An in vitro mammalian cell gene mutation assay was performed with Methyl laurate (CAS 111-82-0) according to OECD Guideline 476 in L5178Y mouse lymphoma cells (Verspeek-Rip, 2010). In the first experiment, methyl laurate was tested up to concentrations of 95 and 200 μg/mL in the absence and presence of 8% (v/v) S9-mix, respectively. The incubation time was 3 hours. Methyl laurate was tested up to cytotoxic levels of 85 and 91% in the absence and presence of S9-mix, respectively. In the second experiment, methyl laurate was tested up to concentrations of 70 and 220 μg/mL in the absence and presence of 12% (v/v) S9-mix, respectively. The incubation times were 24 hours and 3 hours for incubations in the absence and presence of S9-mix, respectively. Methyl laurate was tested up to a cytotoxic level of 90% in the absence of S9-mix and up to 88% in the presence of S9-mix. The spontaneous mutation frequencies in the solvent-treated control cultures were between the minimum and maximum value of the historical control data range and within the acceptability criteria of this assay. Mutation frequencies in cultures treated with positive control chemicals were increased by 12- and 8.4-fold for MMS in the absence of S9-mix, and by 17- and 15-fold for CP in the presence of S9-mix. In the absence of S9-mix, methyl laurate did not induce a significant increase in the mutation frequency in the first experiment. This result was confirmed in an independent repeat experiment with modifications in the duration of treatment time. In the presence of S9-mix, methyl laurate did not induce a significant increase in the mutation frequency in the first experiment. This result was confirmed in an independent repeat experiment with modifications in the concentration of the S9 for metabolic activation. It is concluded that methyl laurate is not mutagenic in the mouse lymphoma L5178Y test system under the experimental conditions described.

 

Conclusion on genetic toxicity

The available data do not provide evidence that the source substance Methyl laurate (CAS 111-82-0) exhibits mutagenic or clastogenic properties in bacteria or mammalian cells. Therefore, based on common functional groups and structural similarities, no properties for genetic toxicity are expected for Fatty acids, C18 unsaturated, ethyl & methyl esters.

 

A detailed reference list can be found in the CSR and in section 13 of the dossier.

Justification for selection of genetic toxicity endpoint
No study was selected, since all available in vitro genetic toxicity studies were negative.

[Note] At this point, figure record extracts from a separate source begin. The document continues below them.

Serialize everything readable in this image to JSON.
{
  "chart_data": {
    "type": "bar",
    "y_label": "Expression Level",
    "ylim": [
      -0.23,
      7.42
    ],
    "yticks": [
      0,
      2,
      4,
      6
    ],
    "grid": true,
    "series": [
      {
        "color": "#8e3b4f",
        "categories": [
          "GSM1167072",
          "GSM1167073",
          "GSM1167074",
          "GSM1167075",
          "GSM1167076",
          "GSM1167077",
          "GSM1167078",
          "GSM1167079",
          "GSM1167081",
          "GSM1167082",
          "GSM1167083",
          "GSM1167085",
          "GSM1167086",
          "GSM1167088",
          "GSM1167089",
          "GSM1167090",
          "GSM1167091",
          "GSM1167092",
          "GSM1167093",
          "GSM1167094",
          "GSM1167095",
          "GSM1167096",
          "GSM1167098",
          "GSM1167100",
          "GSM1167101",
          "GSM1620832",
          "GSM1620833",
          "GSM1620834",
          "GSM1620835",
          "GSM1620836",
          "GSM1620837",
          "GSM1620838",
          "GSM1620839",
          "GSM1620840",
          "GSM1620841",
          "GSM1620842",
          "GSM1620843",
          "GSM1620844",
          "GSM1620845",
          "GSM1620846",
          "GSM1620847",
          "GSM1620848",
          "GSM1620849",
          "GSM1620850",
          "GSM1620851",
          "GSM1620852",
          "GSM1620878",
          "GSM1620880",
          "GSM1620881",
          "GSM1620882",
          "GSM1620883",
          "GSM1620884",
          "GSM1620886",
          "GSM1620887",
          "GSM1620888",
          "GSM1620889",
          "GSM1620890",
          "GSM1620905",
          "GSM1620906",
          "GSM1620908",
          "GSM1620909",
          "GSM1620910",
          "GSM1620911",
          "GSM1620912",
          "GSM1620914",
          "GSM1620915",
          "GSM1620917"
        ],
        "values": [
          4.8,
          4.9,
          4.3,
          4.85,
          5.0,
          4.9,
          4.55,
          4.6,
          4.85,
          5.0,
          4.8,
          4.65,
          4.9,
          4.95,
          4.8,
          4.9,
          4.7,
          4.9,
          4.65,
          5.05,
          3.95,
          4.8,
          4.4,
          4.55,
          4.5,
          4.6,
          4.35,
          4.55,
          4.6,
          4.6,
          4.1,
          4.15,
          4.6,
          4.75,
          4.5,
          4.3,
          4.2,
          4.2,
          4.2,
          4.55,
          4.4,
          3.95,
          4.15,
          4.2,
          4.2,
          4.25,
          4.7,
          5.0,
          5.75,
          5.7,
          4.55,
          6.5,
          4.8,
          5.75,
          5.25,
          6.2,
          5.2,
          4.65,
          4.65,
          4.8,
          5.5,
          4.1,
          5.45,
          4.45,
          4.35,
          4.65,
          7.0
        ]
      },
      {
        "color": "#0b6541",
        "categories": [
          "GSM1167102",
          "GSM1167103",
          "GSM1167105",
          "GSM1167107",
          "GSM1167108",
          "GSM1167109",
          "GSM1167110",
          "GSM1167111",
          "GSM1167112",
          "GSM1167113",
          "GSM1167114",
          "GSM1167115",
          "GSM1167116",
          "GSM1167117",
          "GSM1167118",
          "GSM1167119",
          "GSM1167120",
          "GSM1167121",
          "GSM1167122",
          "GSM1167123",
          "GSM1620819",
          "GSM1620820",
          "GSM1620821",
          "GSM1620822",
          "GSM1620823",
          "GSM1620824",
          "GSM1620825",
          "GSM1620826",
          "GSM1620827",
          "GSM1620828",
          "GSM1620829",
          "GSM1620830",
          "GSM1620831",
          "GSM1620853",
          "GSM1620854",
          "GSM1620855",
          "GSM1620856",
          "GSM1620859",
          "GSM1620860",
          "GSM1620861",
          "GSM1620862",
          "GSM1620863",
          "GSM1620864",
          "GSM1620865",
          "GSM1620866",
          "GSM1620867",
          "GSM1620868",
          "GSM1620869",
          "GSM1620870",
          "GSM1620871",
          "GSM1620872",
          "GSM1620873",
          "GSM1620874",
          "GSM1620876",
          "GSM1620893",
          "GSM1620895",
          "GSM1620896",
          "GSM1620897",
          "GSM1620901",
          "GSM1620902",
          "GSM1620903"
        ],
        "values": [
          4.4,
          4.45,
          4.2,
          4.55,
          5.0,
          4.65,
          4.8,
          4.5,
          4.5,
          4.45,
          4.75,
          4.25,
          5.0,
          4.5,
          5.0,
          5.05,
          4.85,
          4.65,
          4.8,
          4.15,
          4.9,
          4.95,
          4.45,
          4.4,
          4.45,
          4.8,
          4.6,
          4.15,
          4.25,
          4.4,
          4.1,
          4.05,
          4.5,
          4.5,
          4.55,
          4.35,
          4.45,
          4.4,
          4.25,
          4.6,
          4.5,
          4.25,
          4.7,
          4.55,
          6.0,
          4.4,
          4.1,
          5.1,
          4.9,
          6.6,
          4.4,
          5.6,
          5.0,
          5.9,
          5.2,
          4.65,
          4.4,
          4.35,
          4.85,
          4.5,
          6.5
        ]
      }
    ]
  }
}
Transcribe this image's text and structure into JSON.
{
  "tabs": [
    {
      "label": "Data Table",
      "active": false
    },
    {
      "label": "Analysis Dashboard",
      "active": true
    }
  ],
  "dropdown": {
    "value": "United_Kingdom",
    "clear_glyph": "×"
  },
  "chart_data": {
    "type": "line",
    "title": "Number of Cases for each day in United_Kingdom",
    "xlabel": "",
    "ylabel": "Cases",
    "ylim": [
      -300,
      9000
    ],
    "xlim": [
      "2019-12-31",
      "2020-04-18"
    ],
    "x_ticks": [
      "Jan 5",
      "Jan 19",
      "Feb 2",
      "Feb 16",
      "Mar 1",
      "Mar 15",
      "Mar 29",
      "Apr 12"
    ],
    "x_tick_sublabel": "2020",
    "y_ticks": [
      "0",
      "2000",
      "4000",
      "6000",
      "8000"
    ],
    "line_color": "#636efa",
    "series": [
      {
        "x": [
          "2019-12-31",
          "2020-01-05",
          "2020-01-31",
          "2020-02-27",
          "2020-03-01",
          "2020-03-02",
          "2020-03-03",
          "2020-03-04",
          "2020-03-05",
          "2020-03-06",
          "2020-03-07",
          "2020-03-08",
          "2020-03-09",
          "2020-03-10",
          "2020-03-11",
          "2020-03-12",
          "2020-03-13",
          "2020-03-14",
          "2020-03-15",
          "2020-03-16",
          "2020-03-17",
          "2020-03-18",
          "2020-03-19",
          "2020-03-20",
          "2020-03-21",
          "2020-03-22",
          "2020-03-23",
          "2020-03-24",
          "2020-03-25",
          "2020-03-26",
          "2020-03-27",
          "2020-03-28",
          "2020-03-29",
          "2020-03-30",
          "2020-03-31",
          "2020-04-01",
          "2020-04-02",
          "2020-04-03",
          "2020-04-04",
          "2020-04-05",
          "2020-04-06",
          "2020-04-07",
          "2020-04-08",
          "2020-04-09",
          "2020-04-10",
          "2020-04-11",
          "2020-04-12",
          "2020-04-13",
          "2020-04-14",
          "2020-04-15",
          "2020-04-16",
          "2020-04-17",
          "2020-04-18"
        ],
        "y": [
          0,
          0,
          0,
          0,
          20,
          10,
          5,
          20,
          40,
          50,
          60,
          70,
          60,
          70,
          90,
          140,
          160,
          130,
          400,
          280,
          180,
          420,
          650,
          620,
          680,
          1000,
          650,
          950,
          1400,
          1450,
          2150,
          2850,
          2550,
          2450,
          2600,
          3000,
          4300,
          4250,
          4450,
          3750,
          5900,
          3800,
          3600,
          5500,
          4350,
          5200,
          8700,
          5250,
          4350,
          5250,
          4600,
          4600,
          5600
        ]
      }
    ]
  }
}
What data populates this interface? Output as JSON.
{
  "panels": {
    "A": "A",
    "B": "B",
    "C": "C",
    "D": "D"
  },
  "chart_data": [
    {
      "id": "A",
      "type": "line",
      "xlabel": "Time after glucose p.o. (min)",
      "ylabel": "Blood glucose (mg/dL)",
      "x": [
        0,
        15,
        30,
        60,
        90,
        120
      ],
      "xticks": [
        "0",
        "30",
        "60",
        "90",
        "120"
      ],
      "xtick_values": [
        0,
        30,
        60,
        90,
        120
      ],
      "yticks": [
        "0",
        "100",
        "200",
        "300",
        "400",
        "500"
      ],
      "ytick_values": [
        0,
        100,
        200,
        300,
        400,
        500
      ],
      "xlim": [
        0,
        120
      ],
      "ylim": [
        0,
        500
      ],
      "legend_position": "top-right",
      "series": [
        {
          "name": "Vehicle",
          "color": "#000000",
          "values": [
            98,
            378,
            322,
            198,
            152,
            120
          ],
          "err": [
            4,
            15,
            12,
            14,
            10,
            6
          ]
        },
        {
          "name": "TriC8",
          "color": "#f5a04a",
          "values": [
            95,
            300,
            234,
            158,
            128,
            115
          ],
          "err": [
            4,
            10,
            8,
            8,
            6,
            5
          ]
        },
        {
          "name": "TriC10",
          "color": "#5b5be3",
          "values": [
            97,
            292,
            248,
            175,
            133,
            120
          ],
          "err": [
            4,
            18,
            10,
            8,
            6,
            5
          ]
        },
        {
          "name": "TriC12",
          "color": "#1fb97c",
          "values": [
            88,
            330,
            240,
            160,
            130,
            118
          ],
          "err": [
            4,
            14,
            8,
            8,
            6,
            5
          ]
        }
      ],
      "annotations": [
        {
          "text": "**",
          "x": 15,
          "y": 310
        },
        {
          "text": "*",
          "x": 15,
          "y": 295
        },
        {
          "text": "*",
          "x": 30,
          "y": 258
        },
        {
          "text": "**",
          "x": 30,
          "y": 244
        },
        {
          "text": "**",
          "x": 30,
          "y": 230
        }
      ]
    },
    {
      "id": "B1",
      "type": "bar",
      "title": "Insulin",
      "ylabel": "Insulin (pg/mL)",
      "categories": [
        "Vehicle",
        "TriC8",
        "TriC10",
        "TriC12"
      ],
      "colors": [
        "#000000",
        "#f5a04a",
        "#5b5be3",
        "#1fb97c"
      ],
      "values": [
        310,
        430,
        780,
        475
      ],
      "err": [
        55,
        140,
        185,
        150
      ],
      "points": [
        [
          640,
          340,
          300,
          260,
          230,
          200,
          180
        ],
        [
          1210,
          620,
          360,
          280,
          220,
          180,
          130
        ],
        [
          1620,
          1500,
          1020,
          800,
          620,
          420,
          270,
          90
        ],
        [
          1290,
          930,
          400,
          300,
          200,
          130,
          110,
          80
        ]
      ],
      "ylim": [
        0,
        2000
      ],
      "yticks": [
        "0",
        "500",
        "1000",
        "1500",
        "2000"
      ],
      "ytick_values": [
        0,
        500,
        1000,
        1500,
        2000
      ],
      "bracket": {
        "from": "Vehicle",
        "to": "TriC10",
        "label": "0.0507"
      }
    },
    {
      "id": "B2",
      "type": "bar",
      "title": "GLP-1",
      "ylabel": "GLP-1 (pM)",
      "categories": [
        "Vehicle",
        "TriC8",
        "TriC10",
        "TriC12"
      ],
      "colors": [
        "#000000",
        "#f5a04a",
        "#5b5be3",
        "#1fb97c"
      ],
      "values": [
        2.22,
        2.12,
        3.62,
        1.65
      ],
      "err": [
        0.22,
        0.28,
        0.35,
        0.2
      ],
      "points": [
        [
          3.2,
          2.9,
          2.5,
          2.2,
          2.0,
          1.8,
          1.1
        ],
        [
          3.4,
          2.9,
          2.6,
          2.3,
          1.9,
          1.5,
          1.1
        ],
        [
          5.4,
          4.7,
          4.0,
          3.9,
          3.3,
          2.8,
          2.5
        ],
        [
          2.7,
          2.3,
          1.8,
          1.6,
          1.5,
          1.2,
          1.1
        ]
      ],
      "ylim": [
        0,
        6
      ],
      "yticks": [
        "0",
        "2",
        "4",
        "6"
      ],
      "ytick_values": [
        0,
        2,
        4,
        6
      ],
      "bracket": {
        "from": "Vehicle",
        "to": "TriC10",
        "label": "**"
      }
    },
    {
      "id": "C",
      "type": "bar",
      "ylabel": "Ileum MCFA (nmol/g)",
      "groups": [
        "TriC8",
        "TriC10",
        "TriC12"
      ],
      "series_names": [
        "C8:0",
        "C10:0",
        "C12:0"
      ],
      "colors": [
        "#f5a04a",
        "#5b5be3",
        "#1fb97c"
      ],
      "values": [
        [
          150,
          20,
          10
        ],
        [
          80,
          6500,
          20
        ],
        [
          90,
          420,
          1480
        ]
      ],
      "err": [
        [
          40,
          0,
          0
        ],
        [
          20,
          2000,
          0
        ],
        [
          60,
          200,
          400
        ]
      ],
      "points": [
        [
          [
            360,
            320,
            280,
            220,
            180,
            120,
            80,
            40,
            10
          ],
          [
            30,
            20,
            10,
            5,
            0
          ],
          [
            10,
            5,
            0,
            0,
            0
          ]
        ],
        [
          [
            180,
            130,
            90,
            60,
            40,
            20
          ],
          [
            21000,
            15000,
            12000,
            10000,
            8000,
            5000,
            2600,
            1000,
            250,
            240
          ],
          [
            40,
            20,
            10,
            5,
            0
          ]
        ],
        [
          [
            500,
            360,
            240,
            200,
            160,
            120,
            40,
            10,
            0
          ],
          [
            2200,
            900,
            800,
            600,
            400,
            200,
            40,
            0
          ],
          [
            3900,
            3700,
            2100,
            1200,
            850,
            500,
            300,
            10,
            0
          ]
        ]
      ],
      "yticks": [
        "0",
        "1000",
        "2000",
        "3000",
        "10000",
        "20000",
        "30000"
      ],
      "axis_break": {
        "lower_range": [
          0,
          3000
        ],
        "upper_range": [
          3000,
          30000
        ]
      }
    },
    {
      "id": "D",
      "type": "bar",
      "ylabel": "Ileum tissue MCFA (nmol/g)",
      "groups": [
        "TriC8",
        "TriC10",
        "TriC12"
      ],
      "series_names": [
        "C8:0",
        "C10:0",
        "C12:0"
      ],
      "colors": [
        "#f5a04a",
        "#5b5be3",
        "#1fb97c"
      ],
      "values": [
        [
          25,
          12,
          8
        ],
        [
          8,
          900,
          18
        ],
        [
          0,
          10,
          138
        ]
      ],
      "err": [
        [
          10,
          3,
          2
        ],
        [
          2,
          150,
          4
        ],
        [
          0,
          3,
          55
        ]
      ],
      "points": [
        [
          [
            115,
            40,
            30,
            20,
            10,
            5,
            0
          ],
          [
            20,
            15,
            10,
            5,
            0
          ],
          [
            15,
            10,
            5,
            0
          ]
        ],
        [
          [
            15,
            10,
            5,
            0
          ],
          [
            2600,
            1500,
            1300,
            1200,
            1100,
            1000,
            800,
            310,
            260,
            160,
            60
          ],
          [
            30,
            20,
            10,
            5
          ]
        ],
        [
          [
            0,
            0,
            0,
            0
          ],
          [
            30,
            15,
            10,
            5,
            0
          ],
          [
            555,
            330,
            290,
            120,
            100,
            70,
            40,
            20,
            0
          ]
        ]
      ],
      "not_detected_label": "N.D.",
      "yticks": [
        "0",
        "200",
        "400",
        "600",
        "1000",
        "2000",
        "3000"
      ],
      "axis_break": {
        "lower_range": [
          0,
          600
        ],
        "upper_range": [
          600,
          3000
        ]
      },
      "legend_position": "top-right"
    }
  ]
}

Short description of key information:
Genetic toxicity in vitro:
Ames test (OECD 471): not mutagenic (TA 1535, TA 1537, TA 98, TA 100 and E. coli Wp2 uvr A)
Chromosome aberration (OECD 473): no clastogenic (peripheral human lymphocytes)
Gene mutation (OECD 476): not mutagenic (mouse lymphoma L5178Y)

Endpoint Conclusion: No adverse effect observed (negative)

Justification for classification or non-classification

Based data on the analogue read-across approach, the available data on genetic toxicity do not meet the classification criteria according to Regulation (EC) 1272/2008 and are therefore conclusive but not sufficient for classification.